No longer just a southern tradition, collards are a favorite leafy green due to their mild flavor and versatility, and I like them because they’re easy to wash and work with. They’re available year-round. Look for dark-green, healthy-looking leaves free of wrinkles and sagging. Store them in a plastic bag in the crisper, or cook and freeze for later. If you like to garden, now is a great time to plant seeds or seedlings — expect a harvest in late fall. If you prefer the convenience of veggies that are ready-to-go, look for Glory Greens — they sell chopped, prewashed collards, so all you have to do is open the bag and use in your recipe.
Here are some quick, easy, and tasty ways to incorporate collards into your diet:
1. Swap out the carbs in sandwiches and wraps. Busy folks often become over-dependent on breads, pitas, and wraps for afternoon and evening meals. Instead of the bread, try large, whole, steamed or boiled collards. Place a whole, cooked leaf flat down, spoon on the filling, fold in the sides, and roll up like a fat cigar (think sushi), or fold like a pocket. Need filling ideas?
- mashed beans, avocado, and tomato salsa
- cooked quinoa or other whole grain, chopped veggies, and oil/vinegar
- tuna/chicken//tofu salad with shredded carrots
- seasoned and cooked meat/poultry/veggie strips, shredded cheese, and chopped lettuce
- hummus, sliced tomato, and cumin powder
2. Simply steamed and sprinkled. One of my favorite ways to serve collards is chopped, steamed or boiled until tender, drained, and sprinkled with low-sodium soy sauce and toasted sesame oil. It tastes rich and complex, but is deceptively easy. (For an Italian variation, use a fruity extra-virgin olive oil, balsamic glaze, and a touch of lemon for sprinkling.)
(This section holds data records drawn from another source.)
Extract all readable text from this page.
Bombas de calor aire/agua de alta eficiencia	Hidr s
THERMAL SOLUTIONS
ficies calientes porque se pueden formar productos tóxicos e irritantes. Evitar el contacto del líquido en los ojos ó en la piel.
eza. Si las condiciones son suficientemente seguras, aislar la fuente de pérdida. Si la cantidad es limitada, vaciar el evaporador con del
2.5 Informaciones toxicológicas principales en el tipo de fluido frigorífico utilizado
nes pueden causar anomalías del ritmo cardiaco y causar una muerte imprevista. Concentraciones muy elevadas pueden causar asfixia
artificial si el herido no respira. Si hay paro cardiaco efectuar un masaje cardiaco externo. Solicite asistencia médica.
3. More, please. Try this easy one: toss chopped, cooked collard greens with your favorite BBQ sauce (watch your overall meal carbs, because the sauce can have a lot of sugar — or, make your own low sugar variety). Alternatively, use your favorite jarred curry or other ready-to-use sauce.
4. Shred instead. Pass raw collards through a shredder (most food processors have a shredder blade) or chop finely, and toss into your favorite salad, or add to soups, scrambled eggs/tofu, stir-fries, pizzas, sandwiches, casseroles, gratins, tacos/burritos, stews — really the possibilities are endless.
5. Add to your fruit smoothie. My favorite green smoothie recipe features a frozen banana, frozen or fresh berries and cherries and other fruits, rice milk (any milk will do), ground flax seeds, and a few chopped raw collard greens. Your beverage will have a green tinge but you won’t taste the veggie.